Veredicto del experto
Tras un uso prolongado en escenarios de grabación, mezcla y reproducción de alta fidelidad, el cable Mogami 2534 USB C a B de pureline se posiciona como una opción fiable para quien busca minimizar la pérdida de señal y las interferencias en conexiones de audio digital. Su construcción basada en cobre OFC, aislamiento XLPE y blindaje espiral de cobre ofrece beneficios tangibles que se notan especialmente en entornos con muchos dispositivos eléctricos cercanos o cuando se trabajan con flujos de audio de alta resolución y bajo nivel de ruido.

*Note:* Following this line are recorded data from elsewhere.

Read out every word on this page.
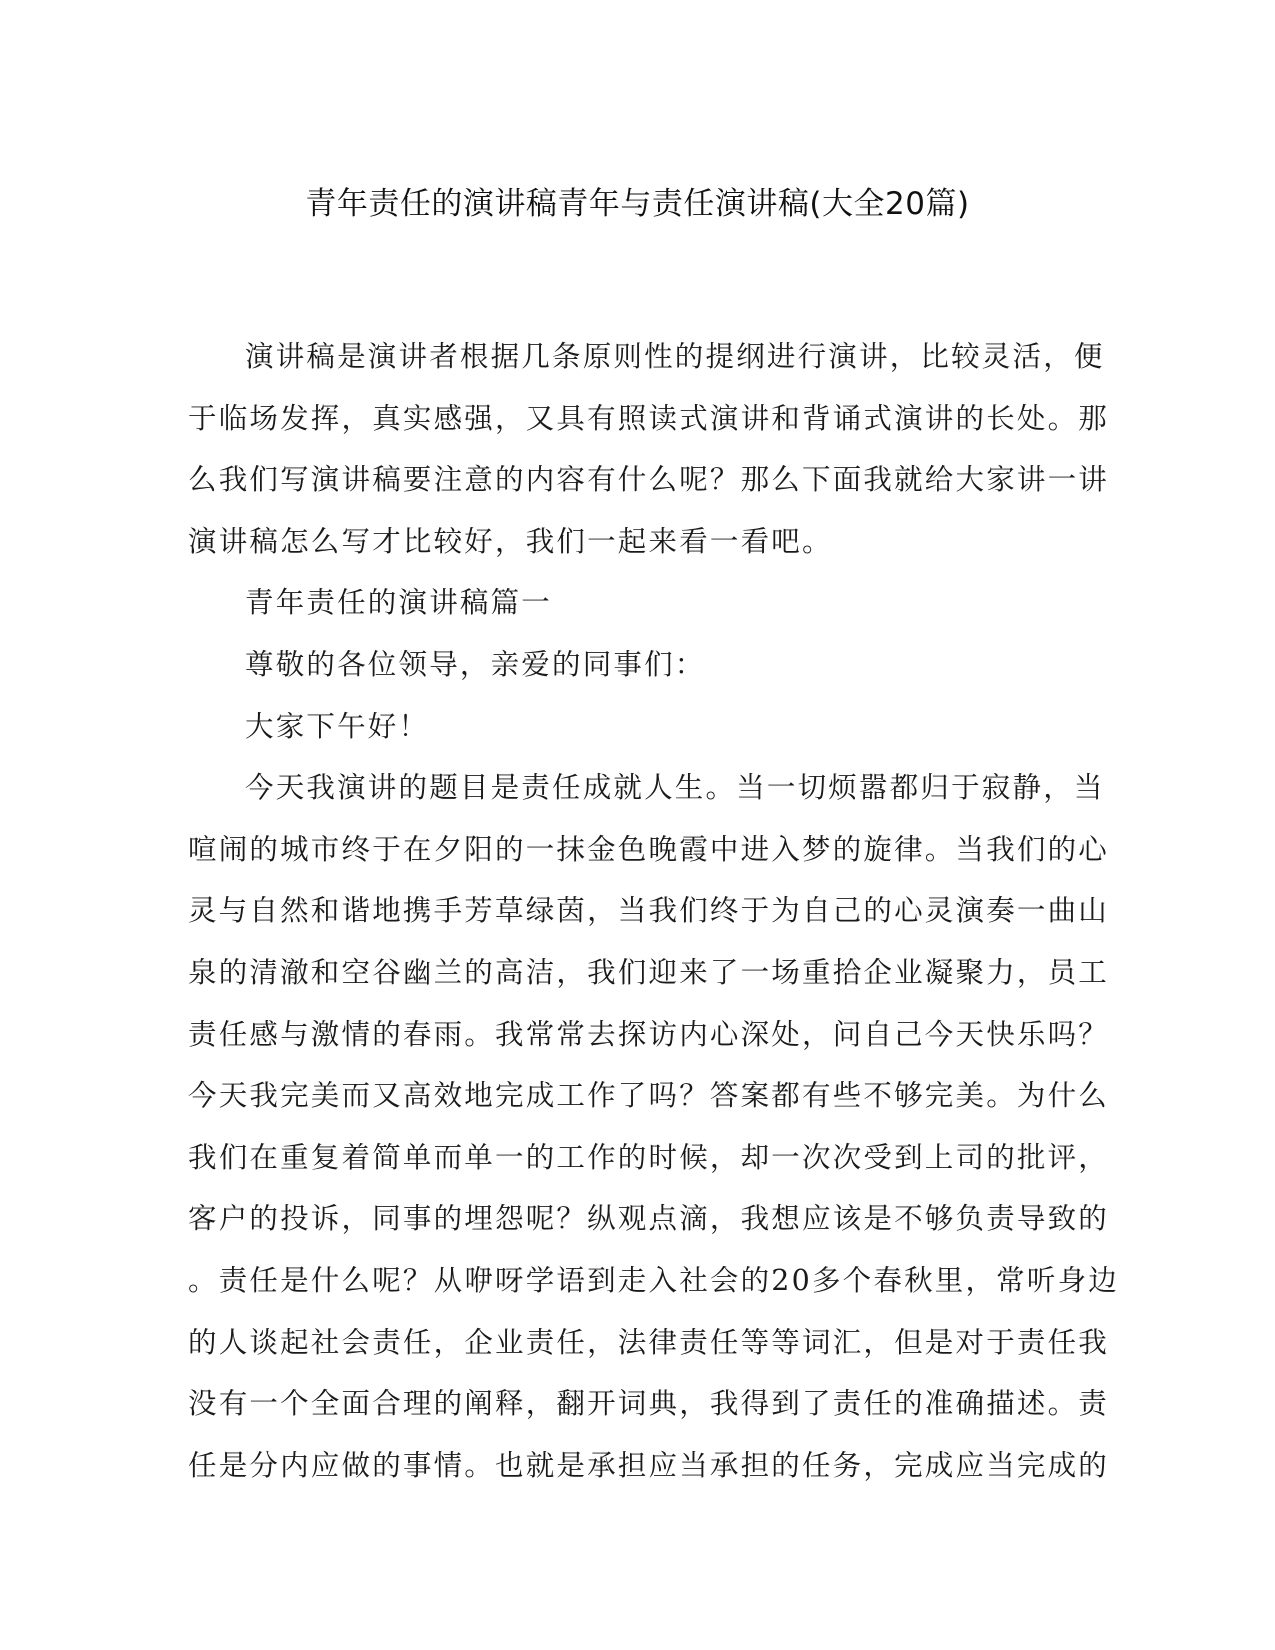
青年责任的演讲稿青年与责任演讲稿(大全20篇)

演讲稿是演讲者根据几条原则性的提纲进行演讲，比较灵活，便
于临场发挥，真实感强，又具有照读式演讲和背诵式演讲的长处。那
么我们写演讲稿要注意的内容有什么呢？那么下面我就给大家讲一讲
演讲稿怎么写才比较好，我们一起来看一看吧。

青年责任的演讲稿篇一

尊敬的各位领导，亲爱的同事们：

大家下午好！

今天我演讲的题目是责任成就人生。当一切烦嚣都归于寂静，当
喧闹的城市终于在夕阳的一抹金色晚霞中进入梦的旋律。当我们的心
灵与自然和谐地携手芳草绿茵，当我们终于为自己的心灵演奏一曲山
泉的清澈和空谷幽兰的高洁，我们迎来了一场重拾企业凝聚力，员工
责任感与激情的春雨。我常常去探访内心深处，问自己今天快乐吗？
今天我完美而又高效地完成工作了吗？答案都有些不够完美。为什么
我们在重复着简单而单一的工作的时候，却一次次受到上司的批评，
客户的投诉，同事的埋怨呢？纵观点滴，我想应该是不够负责导致的
。责任是什么呢？从咿呀学语到走入社会的20多个春秋里，常听身边
的人谈起社会责任，企业责任，法律责任等等词汇，但是对于责任我
没有一个全面合理的阐释，翻开词典，我得到了责任的准确描述。责
任是分内应做的事情。也就是承担应当承担的任务，完成应当完成的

Si su prioridad es la máxima integridad de la señal y dispone de presupuesto para accesorios de nivel de estudio, este cable constituye una inversión acertada. En cambio, si necesita una solución simplemente funcional para conectar un periférico ocasional y la economía es un factor decisivo, quizá explore alternativas con buen apantallado pero menor coste, siempre verificando que empleen conductores de cobre de alta pureza y conectores con buen chapado.
En resumen, el Mogami 2534 cumple con lo que promete: entrega una transmisión limpia y estable, gracias a sus materiales y diseño cuidadoso, y lo recomiendo sin reservas para aplicaciones profesionales donde la calidad de la conexión pueda afectar el resultado final del trabajo de audio.